The people in the church are genuinely friendly
and loving toward strangers and each other.
.
Now before I get thumped by some watchblogger out there, I am, of course, assuming that the church assents to one of the Christian Church’s major creeds, such as the Nicene or Apostle’s. Otherwise, the use of the word church would be gratuitous.
As I see it, a church filled with loving and friendly people can overcome just about any obstacle. I’ve seen it too many times to think otherwise. And churches that lack this trait can have everything else in the world and fail miserably.
Can Jesus make any pagan misanthrope into a loving believer? Sure He can. My only question: Why then are so many supposed Christian churches filled with people who could care less about the person standing next to them?” (here’s the original link. The comments to the post are also worth reading).
Pretty simple stuff, but it helps explain why so much of what Jesus tells his disciples, and what Paul tells the young churches he writes to is related to the command to love our neighbors, especially those in the “household of faith.”
Personally, I would want to emphasize the centrality of the gospel more overtly.
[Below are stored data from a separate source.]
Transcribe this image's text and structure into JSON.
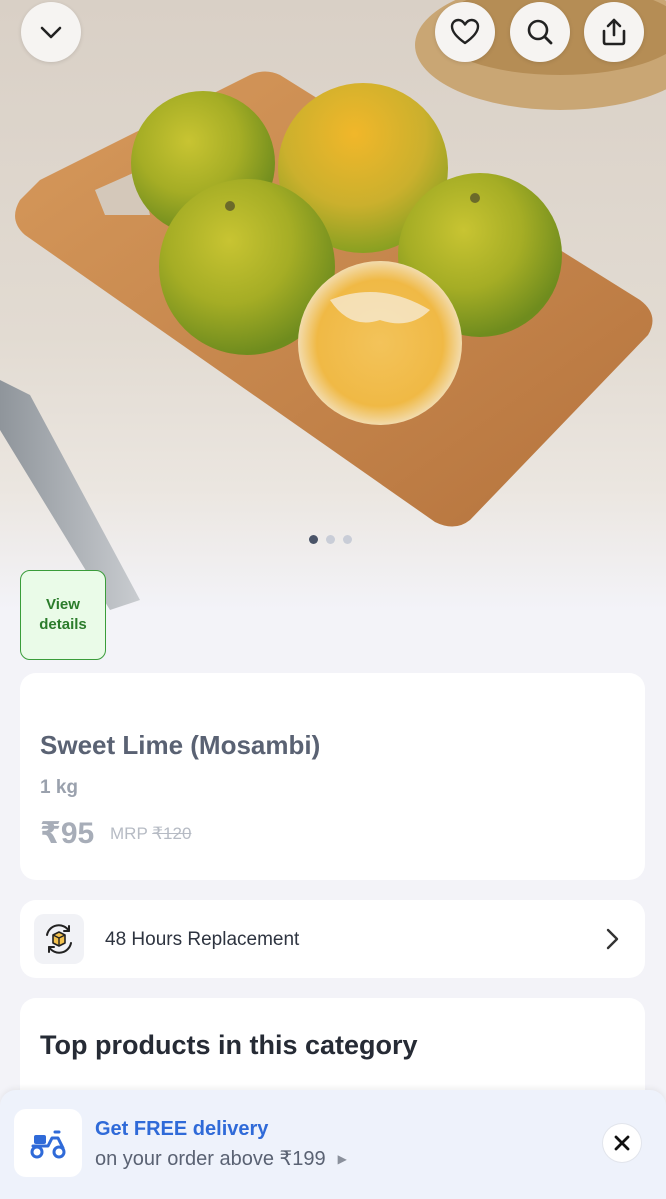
{
  "header": {
    "collapse_icon": "chevron-down-icon",
    "wishlist_icon": "heart-icon",
    "search_icon": "search-icon",
    "share_icon": "share-icon"
  },
  "gallery": {
    "image_subject": "sweet limes on wooden cutting board",
    "dot_count": 3,
    "active_index": 0
  },
  "view_details": {
    "line1": "View",
    "line2": "details"
  },
  "product": {
    "name": "Sweet Lime (Mosambi)",
    "weight": "1 kg",
    "price": "₹95",
    "mrp_label": "MRP",
    "mrp_value": "₹120"
  },
  "replacement": {
    "label": "48 Hours Replacement",
    "icon": "replacement-box-icon"
  },
  "top_products": {
    "title": "Top products in this category"
  },
  "delivery_banner": {
    "title": "Get FREE delivery",
    "subtitle": "on your order above ₹199",
    "icon": "scooter-icon"
  },
  "colors": {
    "accent_blue": "#2f6ad8",
    "view_details_green": "#2b7c2b",
    "background": "#f3f3f8"
  }
}
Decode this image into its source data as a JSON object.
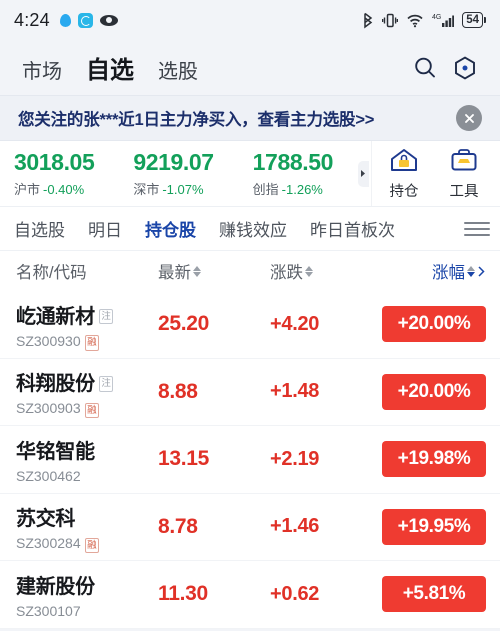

The author hints at this in his last sentence and stresses it in the comments that follow the article. Perhaps it would be better to say, “The one essential ingredient for a successful church is the gospel” and then move point out that the fruit of the gospel in our lives is expressed most clearly in loving and holy living. Interestingly, this is the flow of thought in John’s first epistle.
The big questions, of course, are the Why? and How? ones. If love is the fruit of the gospel, as the New Testament so clearly teaches, why are we not seeing more warm, welcoming, loving behavior in our churches? If this is a problem in our churches, how do respond as leaders? Which again brings us back to the gospel and its importance for believers.